Alcoa to acquire South32 aluminium assets for up to $5.6 billion
The US aluminium producer will pay up to $5.6 billion for mines and smelters in Australia, South Africa and Brazil, betting on a tight market as prices hover near four-year highs.
Deal structure
South32 has agreed to sell most of its aluminium assets to Alcoa for an implied enterprise value of up to $5.6 billion. The total comprises $3.1 billion in cash, $1 billion in Alcoa shares, $750 million of net debt and lease liabilities to be assumed by the buyer, and $750 million of future cash payments contingent on aluminium prices, according to statements from both companies. Alcoa will also take over rehabilitation provisions of around $1.2 billion. The transaction is expected to close in the second half of 2027.
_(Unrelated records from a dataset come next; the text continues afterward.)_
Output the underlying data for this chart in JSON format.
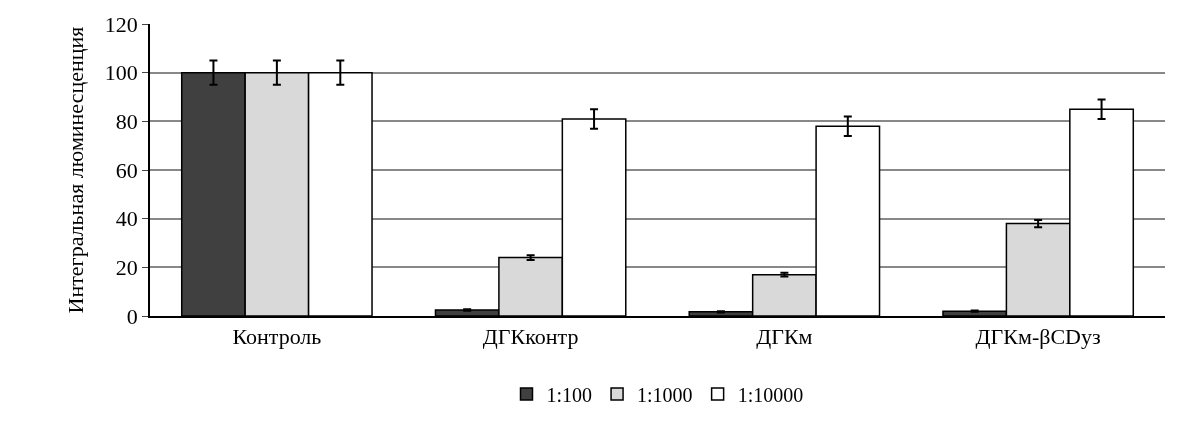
{
  "chart_data": {
    "type": "bar",
    "ylabel": "Интегральная люминесценция",
    "categories": [
      "Контроль",
      "ДГКконтр",
      "ДГКм",
      "ДГКм-βCDуз"
    ],
    "series": [
      {
        "name": "1:100",
        "color": "#404040",
        "values": [
          100,
          2.5,
          1.7,
          2
        ],
        "errors": [
          5,
          0.3,
          0.3,
          0.3
        ]
      },
      {
        "name": "1:1000",
        "color": "#d9d9d9",
        "values": [
          100,
          24,
          17,
          38
        ],
        "errors": [
          5,
          1,
          0.8,
          1.5
        ]
      },
      {
        "name": "1:10000",
        "color": "#ffffff",
        "values": [
          100,
          81,
          78,
          85
        ],
        "errors": [
          5,
          4,
          4,
          4
        ]
      }
    ],
    "ylim": [
      0,
      120
    ],
    "yticks": [
      0,
      20,
      40,
      60,
      80,
      100,
      120
    ],
    "grid": "y",
    "legend": "bottom"
  }
}
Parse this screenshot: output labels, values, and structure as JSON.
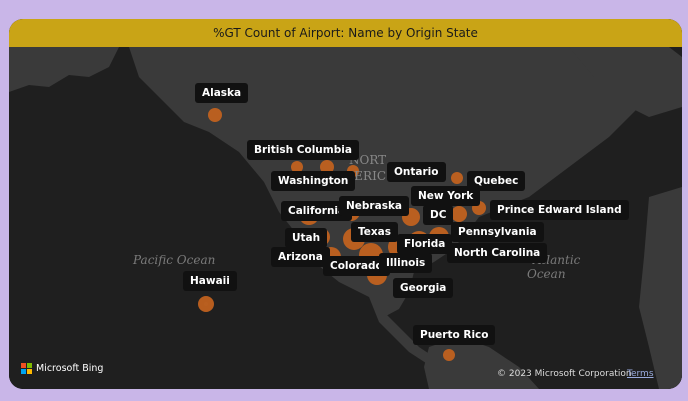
{
  "title": "%GT Count of Airport: Name by Origin State",
  "ocean_labels": {
    "pacific_1": "Pacific Ocean",
    "atlantic_1": "Atlantic",
    "atlantic_2": "Ocean",
    "north_america_1": "NORT",
    "north_america_2": "MERIC"
  },
  "states": [
    {
      "name": "Alaska"
    },
    {
      "name": "British Columbia"
    },
    {
      "name": "Washington"
    },
    {
      "name": "Ontario"
    },
    {
      "name": "Quebec"
    },
    {
      "name": "New York"
    },
    {
      "name": "California"
    },
    {
      "name": "Nebraska"
    },
    {
      "name": "DC"
    },
    {
      "name": "Prince Edward Island"
    },
    {
      "name": "Utah"
    },
    {
      "name": "Texas"
    },
    {
      "name": "Pennsylvania"
    },
    {
      "name": "Florida"
    },
    {
      "name": "Arizona"
    },
    {
      "name": "North Carolina"
    },
    {
      "name": "Colorado"
    },
    {
      "name": "Illinois"
    },
    {
      "name": "Hawaii"
    },
    {
      "name": "Georgia"
    },
    {
      "name": "Puerto Rico"
    }
  ],
  "attribution": {
    "provider": "Microsoft Bing",
    "copyright": "© 2023 Microsoft Corporation",
    "terms": "Terms"
  },
  "colors": {
    "background": "#c9b6e8",
    "title_bar": "#c9a416",
    "land": "#3a3a3a",
    "water": "#1f1f1f",
    "bubble": "#c8641e"
  }
}
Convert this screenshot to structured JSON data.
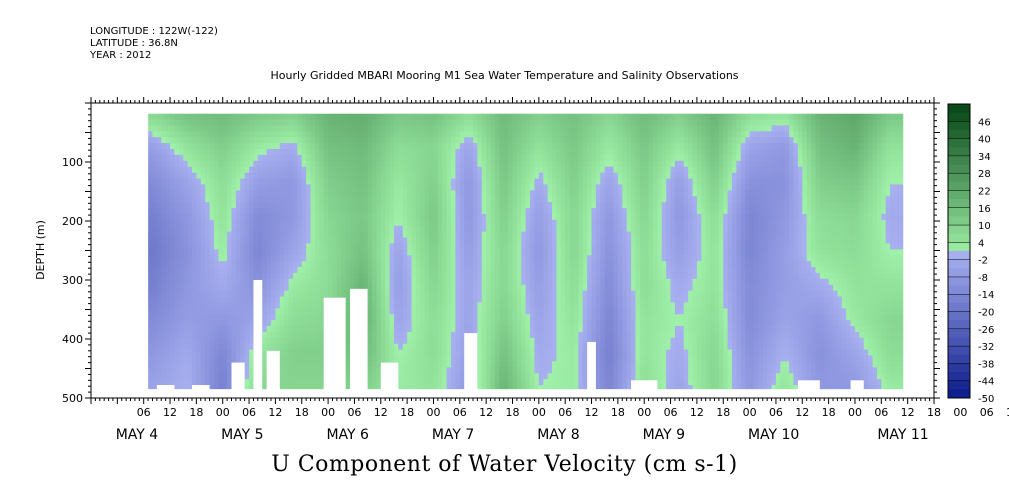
{
  "header": {
    "longitude": "LONGITUDE : 122W(-122)",
    "latitude": "LATITUDE : 36.8N",
    "year": "YEAR : 2012"
  },
  "title": "Hourly Gridded MBARI Mooring M1 Sea Water Temperature and Salinity Observations",
  "bottom_title": "U Component of Water Velocity (cm s-1)",
  "colors": {
    "negative_strong": "#0a1a8a",
    "negative_light": "#a8b0f0",
    "positive_light": "#9ff0a8",
    "positive_strong": "#0a4a1a"
  },
  "chart_data": {
    "type": "heatmap",
    "ylabel": "DEPTH (m)",
    "xlabel": "",
    "ylim": [
      500,
      0
    ],
    "y_ticks": [
      100,
      200,
      300,
      400,
      500
    ],
    "x_ticks": [
      "06",
      "12",
      "18",
      "00",
      "06",
      "12",
      "18",
      "00",
      "06",
      "12",
      "18",
      "00",
      "06",
      "12",
      "18",
      "00",
      "06",
      "12",
      "18",
      "00",
      "06",
      "12",
      "18",
      "00",
      "06",
      "12",
      "18",
      "00",
      "06",
      "12",
      "18",
      "00",
      "06",
      "12",
      "18",
      "00",
      "06"
    ],
    "months": [
      "MAY 4",
      "MAY 5",
      "MAY 6",
      "MAY 7",
      "MAY 8",
      "MAY 9",
      "MAY 10",
      "MAY 11"
    ],
    "colorbar_labels": [
      "46",
      "40",
      "34",
      "28",
      "22",
      "16",
      "10",
      "4",
      "-2",
      "-8",
      "-14",
      "-20",
      "-26",
      "-32",
      "-38",
      "-44",
      "-50"
    ],
    "colorbar_range": [
      -50,
      52
    ],
    "data_start_hour": 13,
    "data_end_hour": 185,
    "depth_range": [
      18,
      485
    ],
    "columns": [
      {
        "hour": 14,
        "values": [
          8,
          -6,
          -12,
          -16,
          -18,
          -16,
          -12,
          -8,
          -4
        ]
      },
      {
        "hour": 22,
        "values": [
          14,
          4,
          -4,
          -8,
          -10,
          -8,
          -6,
          -2,
          0
        ]
      },
      {
        "hour": 30,
        "values": [
          16,
          10,
          6,
          4,
          2,
          -2,
          -8,
          -14,
          -16
        ]
      },
      {
        "hour": 38,
        "values": [
          12,
          2,
          -6,
          -12,
          -14,
          -10,
          -4,
          4,
          8
        ]
      },
      {
        "hour": 46,
        "values": [
          10,
          -2,
          -8,
          -8,
          -4,
          2,
          6,
          10,
          8
        ]
      },
      {
        "hour": 54,
        "values": [
          18,
          14,
          10,
          8,
          6,
          6,
          8,
          10,
          8
        ]
      },
      {
        "hour": 62,
        "values": [
          20,
          16,
          14,
          12,
          14,
          18,
          20,
          16,
          10
        ]
      },
      {
        "hour": 70,
        "values": [
          12,
          6,
          2,
          0,
          -4,
          -6,
          -4,
          0,
          2
        ]
      },
      {
        "hour": 78,
        "values": [
          14,
          8,
          10,
          12,
          10,
          8,
          6,
          6,
          4
        ]
      },
      {
        "hour": 86,
        "values": [
          6,
          -4,
          -8,
          -8,
          -6,
          -4,
          -4,
          -6,
          -8
        ]
      },
      {
        "hour": 94,
        "values": [
          16,
          14,
          12,
          10,
          8,
          8,
          10,
          14,
          18
        ]
      },
      {
        "hour": 102,
        "values": [
          10,
          4,
          -2,
          -6,
          -8,
          -6,
          -4,
          -2,
          0
        ]
      },
      {
        "hour": 110,
        "values": [
          14,
          12,
          10,
          8,
          8,
          6,
          4,
          2,
          2
        ]
      },
      {
        "hour": 118,
        "values": [
          8,
          2,
          -4,
          -8,
          -10,
          -12,
          -14,
          -16,
          -14
        ]
      },
      {
        "hour": 126,
        "values": [
          16,
          12,
          10,
          8,
          6,
          6,
          4,
          4,
          6
        ]
      },
      {
        "hour": 134,
        "values": [
          10,
          2,
          -6,
          -8,
          -6,
          -2,
          0,
          -2,
          -4
        ]
      },
      {
        "hour": 142,
        "values": [
          18,
          14,
          10,
          6,
          4,
          4,
          6,
          8,
          8
        ]
      },
      {
        "hour": 150,
        "values": [
          6,
          -4,
          -10,
          -14,
          -14,
          -12,
          -12,
          -10,
          -8
        ]
      },
      {
        "hour": 158,
        "values": [
          4,
          -8,
          -10,
          -8,
          -6,
          -6,
          -4,
          0,
          4
        ]
      },
      {
        "hour": 166,
        "values": [
          18,
          14,
          10,
          6,
          4,
          -2,
          -8,
          -10,
          -8
        ]
      },
      {
        "hour": 174,
        "values": [
          22,
          18,
          12,
          8,
          6,
          4,
          2,
          -4,
          -8
        ]
      },
      {
        "hour": 182,
        "values": [
          12,
          4,
          0,
          -2,
          0,
          4,
          8,
          6,
          2
        ]
      }
    ]
  }
}
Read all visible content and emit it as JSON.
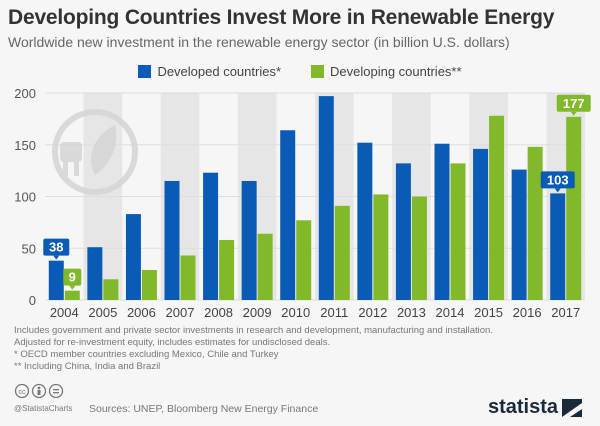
{
  "chart_data": {
    "type": "bar",
    "title": "Developing Countries Invest More in Renewable Energy",
    "subtitle": "Worldwide new investment in the renewable energy sector (in billion U.S. dollars)",
    "categories": [
      "2004",
      "2005",
      "2006",
      "2007",
      "2008",
      "2009",
      "2010",
      "2011",
      "2012",
      "2013",
      "2014",
      "2015",
      "2016",
      "2017"
    ],
    "series": [
      {
        "name": "Developed countries*",
        "color": "#0a5bb5",
        "values": [
          38,
          51,
          83,
          115,
          123,
          115,
          164,
          197,
          152,
          132,
          151,
          146,
          126,
          103
        ]
      },
      {
        "name": "Developing countries**",
        "color": "#82b92a",
        "values": [
          9,
          20,
          29,
          43,
          58,
          64,
          77,
          91,
          102,
          100,
          132,
          178,
          148,
          177
        ]
      }
    ],
    "data_labels": [
      {
        "series": 0,
        "category": "2004",
        "text": "38"
      },
      {
        "series": 1,
        "category": "2004",
        "text": "9"
      },
      {
        "series": 0,
        "category": "2017",
        "text": "103"
      },
      {
        "series": 1,
        "category": "2017",
        "text": "177"
      }
    ],
    "ylim": [
      0,
      200
    ],
    "yticks": [
      "0",
      "50",
      "100",
      "150",
      "200"
    ],
    "grid": true,
    "legend": "top"
  },
  "notes": [
    "Includes government and private sector investments in research and development, manufacturing and installation.",
    "Adjusted for re-investment equity, includes estimates for undisclosed deals.",
    "*   OECD member countries excluding Mexico, Chile and Turkey",
    "** Including China, India and Brazil"
  ],
  "footer": {
    "handle": "@StatistaCharts",
    "sources": "Sources: UNEP, Bloomberg New Energy Finance",
    "logo": "statista"
  }
}
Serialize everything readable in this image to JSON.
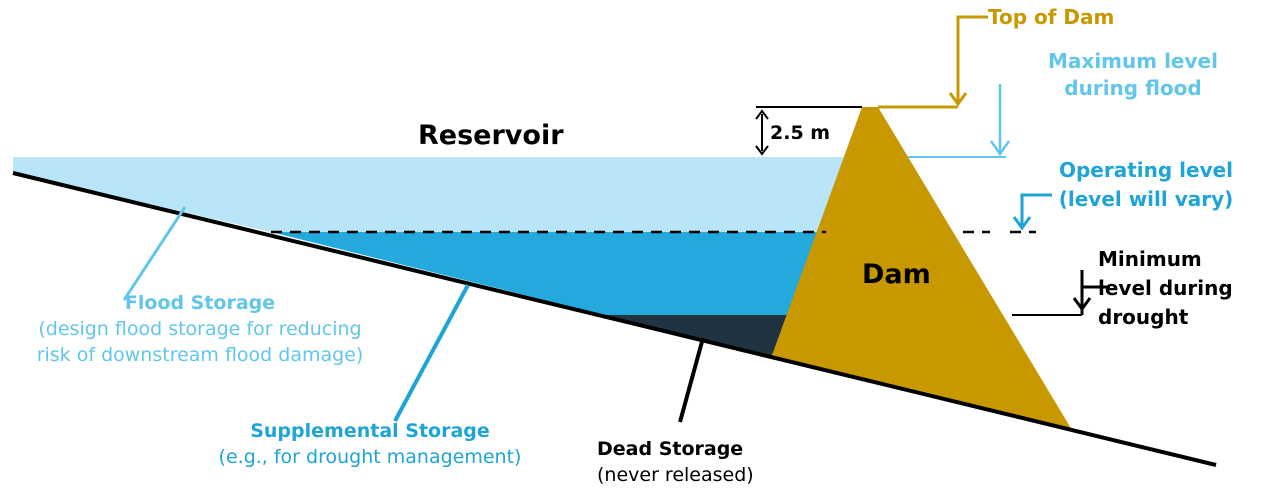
{
  "reservoir": {
    "title": "Reservoir"
  },
  "dam": {
    "label": "Dam"
  },
  "dimension": {
    "label": "2.5 m"
  },
  "levels": {
    "top_of_dam": "Top of Dam",
    "max_flood": [
      "Maximum level",
      "during flood"
    ],
    "operating": [
      "Operating level",
      "(level will vary)"
    ],
    "min_drought": [
      "Minimum",
      "level during",
      "drought"
    ]
  },
  "storages": {
    "flood": {
      "title": "Flood Storage",
      "desc": [
        "(design flood storage for reducing",
        "risk of downstream flood damage)"
      ]
    },
    "supplemental": {
      "title": "Supplemental Storage",
      "desc": "(e.g., for drought management)"
    },
    "dead": {
      "title": "Dead Storage",
      "desc": "(never released)"
    }
  },
  "colors": {
    "flood_water": "#b8e6f8",
    "supplemental_water": "#24a9dc",
    "dead_water": "#1f3340",
    "dam": "#c89800",
    "flood_text": "#62c6ec",
    "supplemental_text": "#1ea4d6",
    "line": "#000000"
  }
}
This transaction will unlock significant value for shareholders and repositions South32 as a leading upstream base metals-focused company with high-margin assets and transformational growth.
Assets and geographic reach
The acquired interests span three continents. They include the Worsley Alumina operation in Australia, Hillside Aluminium in South Africa, the MRN bauxite mine in Brazil, the Brazil Alumina refinery (Alumar) and the Brazil Aluminium smelter. Alcoa already operates the Alumar refinery and the Brazil Aluminium smelter. The deal is expected to boost Alcoa’s alumina output by more than 50 percent and its smelting capacity by more than a third.
We are acquiring assets that are in our sweet spot.
Market backdrop
Aluminium prices hit a four-year high of more than $3,787 a tonne on June 2, driven by the war in the Middle East, which accounts for roughly one-tenth of global production. Prices have pulled back since the US and Iran struck a tentative peace deal two weeks ago, but Alcoa’s chief executive told the FT the market would get tighter and it could take up to 12 months for global output to return to prewar levels.
We entered 2026 in aluminium deficit, that led to higher prices - and then the conflict exacerbated the high prices.
- Aluminium price hits four-year high of $3,787 per tonne, driven by Middle East conflict.
- US and Iran strike tentative peace deal; aluminium prices begin to pull back.
- South32 announces sale of aluminium assets to Alcoa for up to $5.6 billion.
- Matthew Daley officially assumes role of South32 CEO.
Financial rationale and leadership
Alcoa projects around $900 million in net present value of synergies through operational optimisation across the complementary assets. For South32, the sale will simplify its portfolio and reduce overhead costs by an anticipated US$125 million per year, according to incoming CEO Matthew Daley, who assumed the role on July 1, the day the deal was announced. Daley replaces Graham Kerr, who led the company since its spin-out from BHP in 2015.
Our business will be simpler with a portfolio of higher margin upstream operations, reduced complexity and greater resilience. This will enable a leaner, lower-cost operating model that will deliver ongoing value through an anticipated US$125M per annum reduction in overhead costs as new support structures are implemented.